When presenter Judith Rakers arrives at 18.45 her script is still under construction and the tension is palpable. At 19.40 Rakers reappears from the dressing room in a little black dress and heels. She takes a seat next to Jakobs and reads through the text. At 19.50 she rushes down the hall to get mic’d and hastily touches up her make up: some hairspray, lipstick and powder. Then she’s off. With five minutes to go she’s in the studio, which Holst refers to as an “aquarium”. Here Rakers is all alone. It’s silent; only her earpiece connects her to the production team on the other side of the glass wall. The countdown begins and we hear the gong. It has begun. “Guten abend meine damen und herren, ich begrüsse sie zur Tagesschau.”
All is going to plan until the microphone starts to fizzle. “Do we have enough time to go in and change it out during this video segment?” asks Ziegenhagen. “No,” is the resounding answer from the crew. A few seconds aren’t enough. Buttons are pressed and switches pulled to alleviate the issue and then the cameras are back on Rakers, whose poise and authority overshadow the technical glitch. Images of Hamburg’s new Elbphilharmonie close the evening’s segment and Rakers bids the audience a good night.

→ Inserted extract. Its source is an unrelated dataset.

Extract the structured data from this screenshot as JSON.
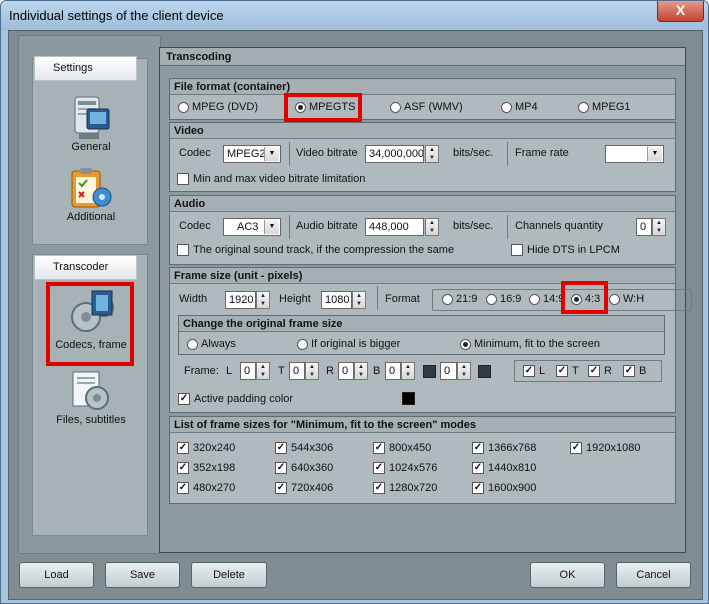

“We’re almost like a goalie: if we remain cool, we can keep the goal clear,” she says once the show is over, noting that she never expected to end up on television; she’d actually planned on doing a PhD but when chief presenter Jan Hofer approached her for the position, she couldn’t resist. “They call me the icy one. I have a funny side but not on the show; objectivity is very important.” Before she’s had the chance to catch her breath she’s off again; the next newscast can’t wait. “Some may liken it to television from the 1950s but I say, ‘Never change a winning system.’”
Tagesschau milestones:
1952: the show launches
1959: the first presenter appears on screen
1961: the show begins to air seven days a week
1976: Dagmar Berghoff becomes the first female presenter
1992: Tagesschau adds a live show every half hour between 05.30 and 09.00
2003: the Iraq war sees the show reach a record-breaking 9.9 million viewers and 35 per cent of the market share
2004: Jan Hofer is made chief presenter of the Tagesschau
2014: the studio receives a €23m revamp
2016: the new Tagesschau app is launched
We cross to our expert...
Michael Hanfeld
Media editor, Frankfurter Allgemeine Zeitung
“The Tagesschau is characterised by a unique form of purism. It focuses on hard news and offers the most important happenings of the day in a flourish-free summary with an emphasis on political themes and an absence of commentary. It may seem anachronistic in today’s news business – considering that online, the news is updated by the minute – yet the Tagesschau continues to find a large audience, who expect to be presented with a concise news package at a certain time of day. The changing expectations that younger generations in particular have of television may stand in the way of this quasi-institution. However, it has proven to be extremely resistant and will continue to be so for quite some time.”
In other news...
While the BBC and others have adopted the pricey and demanding rolling-news model, as well as their day and evening-time news bulletins, the ARD remains focused solely on distinct news shows. While the traditional Tagesschau (“show of the day”) has branched out to include digital channel Tagesschau24, which delivers the headlines every 15 minutes from 09.00 to 20.00, each programme remains a show in its own right. Unlike across other channels, at ARD stories aren’t discussed ad infinitum: they are tightly edited, thus escaping the common trap of sensationalising headlines simply to keep the audience hooked all day. The strength of the 20.00 Tagesschau is that people seek it out for a summary of the most important news of the day; it is the feature film of newscasts. Other news directors might want to pay closer attention to the ARD’s Hamburg output.